Gold Camp ‘compromise’ plan would reopen historic road to one-way traffic
View the Gold Camp Road map

       Vehicles would be able to travel once more from Colorado Springs to Cripple Creek on Gold Camp Road under a “preferred alternative” revealed by the United States Forest Service Jan. 10.
       The $1.3 million proposal, which is neither final nor funded, would repair Tunnel 3 and upgrade the 8.5-mile segment of gravel road on either side of it that has been closed because of tunnel safety issues since 1988. The road would be open only in warmer months (April to November) during daytime hours. The plan also suggests transforming several miles of dirt roads in the area into trails; placing restrictions on access, parking, dogs (must be leashed), recreational shooting (not allowed), camping and campfires; and establishing a budget for ongoing enforcement and maintenance.
       Under the federal process, the Forest Service recommendation - 265 pages in all - is called a draft environmental impact statement (EIS), and the public has until March 15 to comment on it. The Forest Service phone number is 636-1602.

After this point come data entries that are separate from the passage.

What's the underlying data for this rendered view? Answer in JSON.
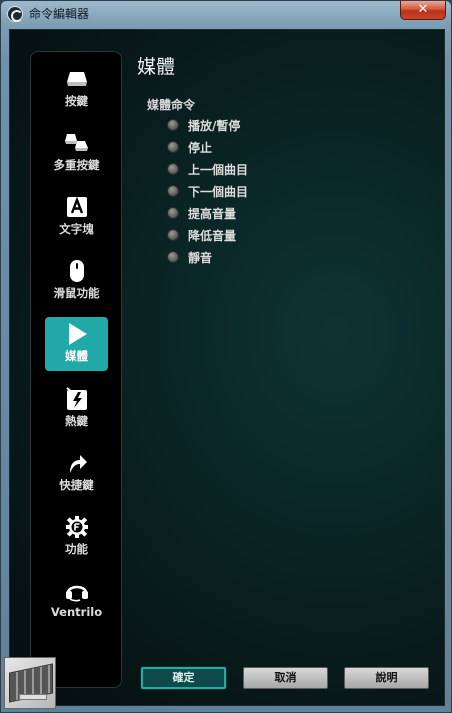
{
  "window": {
    "title": "命令編輯器",
    "close_label": "✕"
  },
  "sidebar": {
    "items": [
      {
        "label": "按鍵",
        "icon": "key-icon",
        "active": false
      },
      {
        "label": "多重按鍵",
        "icon": "multi-key-icon",
        "active": false
      },
      {
        "label": "文字塊",
        "icon": "text-block-icon",
        "active": false
      },
      {
        "label": "滑鼠功能",
        "icon": "mouse-icon",
        "active": false
      },
      {
        "label": "媒體",
        "icon": "play-icon",
        "active": true
      },
      {
        "label": "熱鍵",
        "icon": "hotkey-icon",
        "active": false
      },
      {
        "label": "快捷鍵",
        "icon": "shortcut-arrow-icon",
        "active": false
      },
      {
        "label": "功能",
        "icon": "function-gear-icon",
        "active": false
      },
      {
        "label": "Ventrilo",
        "icon": "headset-icon",
        "active": false
      }
    ],
    "active_color": "#21a9a7"
  },
  "main": {
    "title": "媒體",
    "section_label": "媒體命令",
    "options": [
      {
        "label": "播放/暫停",
        "selected": false
      },
      {
        "label": "停止",
        "selected": false
      },
      {
        "label": "上一個曲目",
        "selected": false
      },
      {
        "label": "下一個曲目",
        "selected": false
      },
      {
        "label": "提高音量",
        "selected": false
      },
      {
        "label": "降低音量",
        "selected": false
      },
      {
        "label": "靜音",
        "selected": false
      }
    ]
  },
  "footer": {
    "ok_label": "確定",
    "cancel_label": "取消",
    "help_label": "說明"
  }
}
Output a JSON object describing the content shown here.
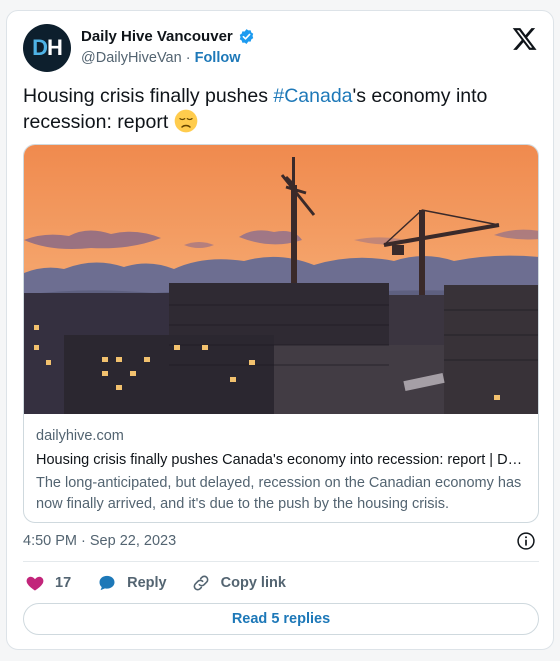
{
  "author": {
    "avatar_text_d": "D",
    "avatar_text_h": "H",
    "name": "Daily Hive Vancouver",
    "handle": "@DailyHiveVan",
    "separator": "·",
    "follow_label": "Follow"
  },
  "tweet": {
    "text_before": "Housing crisis finally pushes ",
    "hashtag": "#Canada",
    "text_after": "'s economy into recession: report",
    "emoji": "disappointed-face"
  },
  "link_card": {
    "domain": "dailyhive.com",
    "title": "Housing crisis finally pushes Canada's economy into recession: report | Daily Hive Vancouver",
    "description": "The long-anticipated, but delayed, recession on the Canadian economy has now finally arrived, and it's due to the push by the housing crisis."
  },
  "timestamp": "4:50 PM · Sep 22, 2023",
  "actions": {
    "like_count": "17",
    "reply_label": "Reply",
    "copy_link_label": "Copy link"
  },
  "read_replies_label": "Read 5 replies",
  "colors": {
    "accent": "#1d78b8",
    "heart": "#c2257a",
    "verified": "#1d9bf0"
  }
}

       Forest Service Outdoor Recreation Planner Frank Landis said the plan was an attempt to find a “compromise position” on a controversial issue that has put a number of outdoor enthusiasts - who typically are allied with each other - on opposite sides. “The road won't be completely closed, and it won't be completely open,” he said. “It will give people an opportunity to experience the road in a one-way fashion.” The one-way scenario would also make the occasionally narrow road safer for cars and cause less impact on hikers and bicyclists who use it too, Landis explained.
       The scenic 8.5-mile segment starts at the intersection with High Drive, about seven miles southwest of Gold Camp Road and 26th Street. From Old Stage Road and Gold Camp, it's 26 more miles to Cripple Creek.
       The plan was shaped by an eight-month period starting last spring, in which the Forest Service hosted several meetings and took general comments on the concept of reopening the road. Speaking to Colorado Springs City Council about the draft EIS Jan. 10, Landis said his agency had received 450 comments during that time.
       The opposing sides have essentially been defined by those who want it closed or open. Also weighing in have been residents of Old Stage Road, who have not enjoyed the extra traffic over the years as people use that route to connect to the upper reaches of Gold Camp; and property owners in the Gold Camp Road area, who have been allowed to drive the closed segment (from Old Stage Road) to get to their holdings.
       None of these entities expressed out-and-out dismay with the Forest Service proposal. In comments to the media afterward, Jolene Thompson of Champions of Gold Camp Trail, extolled the “recreational mecca” that has sprouted in the 8.5-mile segment since the road closed, but said she “would be open” to the idea of the one-way solution, pending further study of the draft EIS.
       Don Ellis of the Short Line to Cripple Creek group, which has sought the road's reopening, said he believed “everyone is glad the road will be open.” At the same time, he said, “I think having it one way probably creates more problems than it solves. It makes it a little better for people hiking or cycling, but the majority of those people are going to another trail. Now they will most likely drive to the trailhead.”
       Another aspect with one-way is whether it also applies to bicycles. So if a biker rides past High Drive, does he or she have to continue the entire 8.5 miles to Old Stage Road to get back down?
       Barbara von Hoffmann of Old Stage Road said that while the solution won't take all the cars off her street, “the main thing is that people can drive Gold Camp Road again. That's a good solution.”
       Property owners Jim Beechwood and Bonnie Foster said that having the tunnel open was nice but not essential, although Beechwood said he opposes the Champions group because it “wants to keep the road for themselves.”
       Landis stressed that the draft EIS is far from a final outcome. “I wouldn't be a bit surprised if the final decision was different,” Landis said.
       Other alternatives had ranged from taking no action at all up to opening the road to two-way traffic. The draft EIS indicates that the Forest Service is concerned about safety issues and costs from fully opening the road and that leaving it as is would mean the continuation of “unmanaged non-motorized recreational use (hiking, biking, equestrian), as well as current use of the road by unlicensed, non-street legal ATVs and dirt bikes.”
       More public meetings are scheduled. In Colorado Springs, an open house will be from 4 to 8 p.m. Tuesday, Feb. 15 at Cheyenne Mountain High School, 1200 Cresta Road. Another meeting will be Feb. 17 in Cripple Creek.